Why the failure rates in children are higher than those seen in adult trials should be the subject of further research, they added.

Hirst and colleagues did find that metformin plus Avandia was superior to metformin alone in terms of lowering HbA1c, and that the lifestyle-plus-metformin group provided an "intermediate" benefit but didn't differ significantly from either of the other two treatments.

The effects didn't appear to be because of differences in adherence and couldn't be explained by baseline characteristics, body mass index (BMI), or differences in insulin secretion, insulin sensitivity, or body composition, Hirst and colleagues wrote.

BMI did differ significantly according to treatment group over time, with metformin plus lifestyle offering the best weight loss and metformin plus Avandia prompting the greatest weight gain, but again, this did not affect treatment outcomes, they said.

In subgroup analyses, combination therapy appeared to be more effective in girls than boys, and metformin alone was less effective in blacks than it was in whites or Hispanics.

Overall, serious adverse events occurred in about 19 percent of patients, and were greatest in the metformin-plus-lifestyle group: 25 percent versus 18 percent with metformin alone and 15 percent for metformin plus Avandia.

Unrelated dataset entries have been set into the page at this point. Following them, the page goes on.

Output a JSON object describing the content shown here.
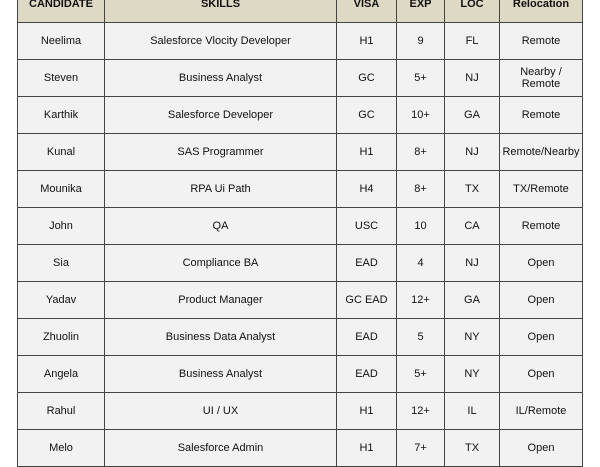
{
  "headers": [
    "CANDIDATE",
    "SKILLS",
    "VISA",
    "EXP",
    "LOC",
    "Relocation"
  ],
  "rows": [
    [
      "Neelima",
      "Salesforce Vlocity Developer",
      "H1",
      "9",
      "FL",
      "Remote"
    ],
    [
      "Steven",
      "Business Analyst",
      "GC",
      "5+",
      "NJ",
      "Nearby / Remote"
    ],
    [
      "Karthik",
      "Salesforce Developer",
      "GC",
      "10+",
      "GA",
      "Remote"
    ],
    [
      "Kunal",
      "SAS Programmer",
      "H1",
      "8+",
      "NJ",
      "Remote/Nearby"
    ],
    [
      "Mounika",
      "RPA Ui Path",
      "H4",
      "8+",
      "TX",
      "TX/Remote"
    ],
    [
      "John",
      "QA",
      "USC",
      "10",
      "CA",
      "Remote"
    ],
    [
      "Sia",
      "Compliance BA",
      "EAD",
      "4",
      "NJ",
      "Open"
    ],
    [
      "Yadav",
      "Product Manager",
      "GC EAD",
      "12+",
      "GA",
      "Open"
    ],
    [
      "Zhuolin",
      "Business Data Analyst",
      "EAD",
      "5",
      "NY",
      "Open"
    ],
    [
      "Angela",
      "Business Analyst",
      "EAD",
      "5+",
      "NY",
      "Open"
    ],
    [
      "Rahul",
      "UI / UX",
      "H1",
      "12+",
      "IL",
      "IL/Remote"
    ],
    [
      "Melo",
      "Salesforce Admin",
      "H1",
      "7+",
      "TX",
      "Open"
    ]
  ]
}
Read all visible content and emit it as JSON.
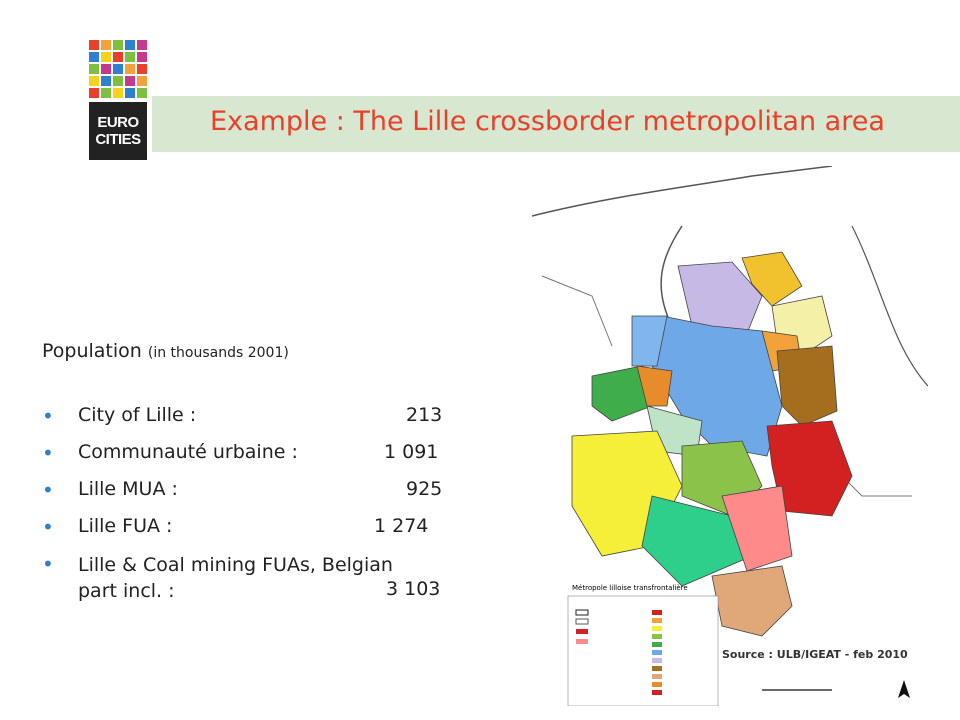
{
  "logo": {
    "line1": "EURO",
    "line2": "CITIES",
    "colors": [
      "#e8402a",
      "#f2a23a",
      "#7fbf3f",
      "#2e7fd0",
      "#c43a8c",
      "#2e7fd0",
      "#f6d21e",
      "#e8402a",
      "#7fbf3f",
      "#c43a8c",
      "#7fbf3f",
      "#c43a8c",
      "#2e7fd0",
      "#f2a23a",
      "#e8402a",
      "#f6d21e",
      "#2e7fd0",
      "#7fbf3f",
      "#c43a8c",
      "#f2a23a",
      "#e8402a",
      "#7fbf3f",
      "#f6d21e",
      "#2e7fd0",
      "#7fbf3f"
    ]
  },
  "slide": {
    "title": "Example : The Lille crossborder metropolitan area",
    "title_color": "#e8402a"
  },
  "population": {
    "heading": "Population",
    "heading_sub": "(in thousands 2001)",
    "items": [
      {
        "label": "City of Lille  :",
        "value": "213"
      },
      {
        "label": "Communauté urbaine :",
        "value": "1 091"
      },
      {
        "label": "Lille MUA :",
        "value": "925"
      },
      {
        "label": "Lille FUA :",
        "value": "1 274"
      },
      {
        "label_line1": "Lille & Coal mining FUAs, Belgian",
        "label_line2": "part incl. :",
        "value": "3 103"
      }
    ]
  },
  "map": {
    "legend_title": "Métropole lilloise transfrontalière",
    "source": "Source : ULB/IGEAT - feb 2010"
  }
}
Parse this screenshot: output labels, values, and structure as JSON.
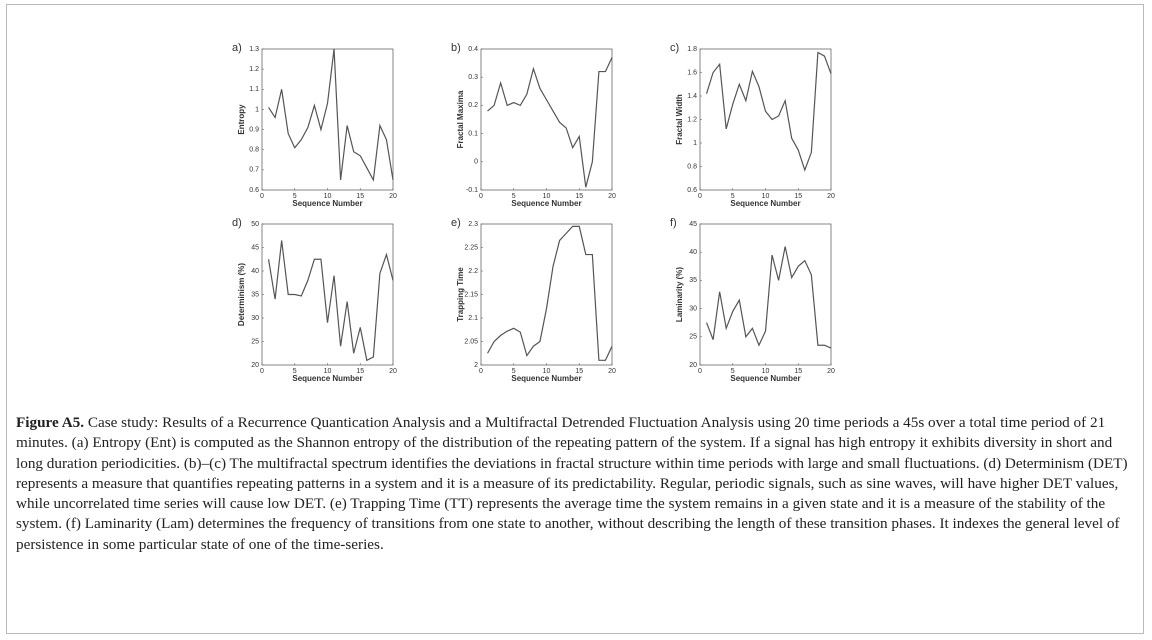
{
  "chart_data": [
    {
      "type": "line",
      "panel": "a)",
      "ylabel": "Entropy",
      "xlabel": "Sequence Number",
      "color": "#555555",
      "x": [
        1,
        2,
        3,
        4,
        5,
        6,
        7,
        8,
        9,
        10,
        11,
        12,
        13,
        14,
        15,
        16,
        17,
        18,
        19,
        20
      ],
      "values": [
        1.01,
        0.96,
        1.1,
        0.88,
        0.81,
        0.85,
        0.91,
        1.02,
        0.9,
        1.03,
        1.3,
        0.65,
        0.92,
        0.79,
        0.77,
        0.71,
        0.65,
        0.92,
        0.85,
        0.65
      ],
      "xlim": [
        0,
        20
      ],
      "xticks": [
        0,
        5,
        10,
        15,
        20
      ],
      "ylim": [
        0.6,
        1.3
      ],
      "yticks": [
        0.6,
        0.7,
        0.8,
        0.9,
        1,
        1.1,
        1.2,
        1.3
      ]
    },
    {
      "type": "line",
      "panel": "b)",
      "ylabel": "Fractal Maxima",
      "xlabel": "Sequence Number",
      "color": "#555555",
      "x": [
        1,
        2,
        3,
        4,
        5,
        6,
        7,
        8,
        9,
        10,
        11,
        12,
        13,
        14,
        15,
        16,
        17,
        18,
        19,
        20
      ],
      "values": [
        0.18,
        0.2,
        0.28,
        0.2,
        0.21,
        0.2,
        0.24,
        0.33,
        0.26,
        0.22,
        0.18,
        0.14,
        0.12,
        0.05,
        0.09,
        -0.09,
        0.0,
        0.32,
        0.32,
        0.37
      ],
      "xlim": [
        0,
        20
      ],
      "xticks": [
        0,
        5,
        10,
        15,
        20
      ],
      "ylim": [
        -0.1,
        0.4
      ],
      "yticks": [
        -0.1,
        0,
        0.1,
        0.2,
        0.3,
        0.4
      ]
    },
    {
      "type": "line",
      "panel": "c)",
      "ylabel": "Fractal Width",
      "xlabel": "Sequence Number",
      "color": "#555555",
      "x": [
        1,
        2,
        3,
        4,
        5,
        6,
        7,
        8,
        9,
        10,
        11,
        12,
        13,
        14,
        15,
        16,
        17,
        18,
        19,
        20
      ],
      "values": [
        1.42,
        1.6,
        1.67,
        1.12,
        1.33,
        1.5,
        1.36,
        1.61,
        1.48,
        1.27,
        1.2,
        1.23,
        1.36,
        1.04,
        0.94,
        0.77,
        0.92,
        1.77,
        1.74,
        1.59
      ],
      "xlim": [
        0,
        20
      ],
      "xticks": [
        0,
        5,
        10,
        15,
        20
      ],
      "ylim": [
        0.6,
        1.8
      ],
      "yticks": [
        0.6,
        0.8,
        1,
        1.2,
        1.4,
        1.6,
        1.8
      ]
    },
    {
      "type": "line",
      "panel": "d)",
      "ylabel": "Determinism (%)",
      "xlabel": "Sequence Number",
      "color": "#555555",
      "x": [
        1,
        2,
        3,
        4,
        5,
        6,
        7,
        8,
        9,
        10,
        11,
        12,
        13,
        14,
        15,
        16,
        17,
        18,
        19,
        20
      ],
      "values": [
        42.5,
        34,
        46.5,
        35,
        35,
        34.7,
        38,
        42.5,
        42.5,
        29,
        39,
        24,
        33.5,
        22.5,
        28,
        21,
        21.7,
        39.5,
        43.5,
        38
      ],
      "xlim": [
        0,
        20
      ],
      "xticks": [
        0,
        5,
        10,
        15,
        20
      ],
      "ylim": [
        20,
        50
      ],
      "yticks": [
        20,
        25,
        30,
        35,
        40,
        45,
        50
      ]
    },
    {
      "type": "line",
      "panel": "e)",
      "ylabel": "Trapping Time",
      "xlabel": "Sequence Number",
      "color": "#555555",
      "x": [
        1,
        2,
        3,
        4,
        5,
        6,
        7,
        8,
        9,
        10,
        11,
        12,
        13,
        14,
        15,
        16,
        17,
        18,
        19,
        20
      ],
      "values": [
        2.025,
        2.05,
        2.063,
        2.072,
        2.078,
        2.07,
        2.02,
        2.04,
        2.05,
        2.12,
        2.21,
        2.265,
        2.28,
        2.295,
        2.295,
        2.235,
        2.235,
        2.01,
        2.01,
        2.04
      ],
      "xlim": [
        0,
        20
      ],
      "xticks": [
        0,
        5,
        10,
        15,
        20
      ],
      "ylim": [
        2,
        2.3
      ],
      "yticks": [
        2,
        2.05,
        2.1,
        2.15,
        2.2,
        2.25,
        2.3
      ]
    },
    {
      "type": "line",
      "panel": "f)",
      "ylabel": "Laminarity (%)",
      "xlabel": "Sequence Number",
      "color": "#555555",
      "x": [
        1,
        2,
        3,
        4,
        5,
        6,
        7,
        8,
        9,
        10,
        11,
        12,
        13,
        14,
        15,
        16,
        17,
        18,
        19,
        20
      ],
      "values": [
        27.5,
        24.5,
        33,
        26.5,
        29.5,
        31.5,
        25,
        26.5,
        23.5,
        26,
        39.5,
        35,
        41,
        35.5,
        37.5,
        38.5,
        36,
        23.5,
        23.5,
        23
      ],
      "xlim": [
        0,
        20
      ],
      "xticks": [
        0,
        5,
        10,
        15,
        20
      ],
      "ylim": [
        20,
        45
      ],
      "yticks": [
        20,
        25,
        30,
        35,
        40,
        45
      ]
    }
  ],
  "caption": {
    "label": "Figure A5.",
    "text": "Case study: Results of a Recurrence Quantication Analysis and a Multifractal Detrended Fluctuation Analysis using 20 time periods a 45s over a total time period of 21 minutes. (a) Entropy (Ent) is computed as the Shannon entropy of the distribution of the repeating pattern of the system. If a signal has high entropy it exhibits diversity in short and long duration periodicities. (b)–(c) The multifractal spectrum identifies the deviations in fractal structure within time periods with large and small fluctuations. (d) Determinism (DET) represents a measure that quantifies repeating patterns in a system and it is a measure of its predictability. Regular, periodic signals, such as sine waves, will have higher DET values, while uncorrelated time series will cause low DET. (e) Trapping Time (TT) represents the average time the system remains in a given state and it is a measure of the stability of the system. (f) Laminarity (Lam) determines the frequency of transitions from one state to another, without describing the length of these transition phases. It indexes the general level of persistence in some particular state of one of the time-series."
  }
}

The majority of adverse events (87 percent) were not considered to be related to the study treatment, but hospitalizations accounted for more than 90 percent of serious adverse events, including severe hypoglycemia, nonfatal transient lactic acidosis, and asthma exacerbation.

The authors noted that rosiglitazone had no effects on bone mineral content or fracture rates, but that this result should be interpreted with caution given the small sample size.

It's not clear if the benefits of combination therapy were due to the Avandia, more general effects of the thiazolidinedione class, or some other feature of combination therapy, the researchers said.

Although Allen had called the results discouraging, he warned that by no means do they "put the nail in the coffin" of lifestyle modification for young type 2 diabetes patients.

The differences between metformin plus Avandia and metformin plus the lifestyle intervention weren't significant, he noted, and changes in eating and activity didn't reduce patients' weight as much as they should have in the trial, "so the feasibility of lifestyle change was evaluated more than its effect," he wrote.

Instead, youths need to be taken out of a "sedentary, calorie-laden environment" to control their diabetes, Allen wrote.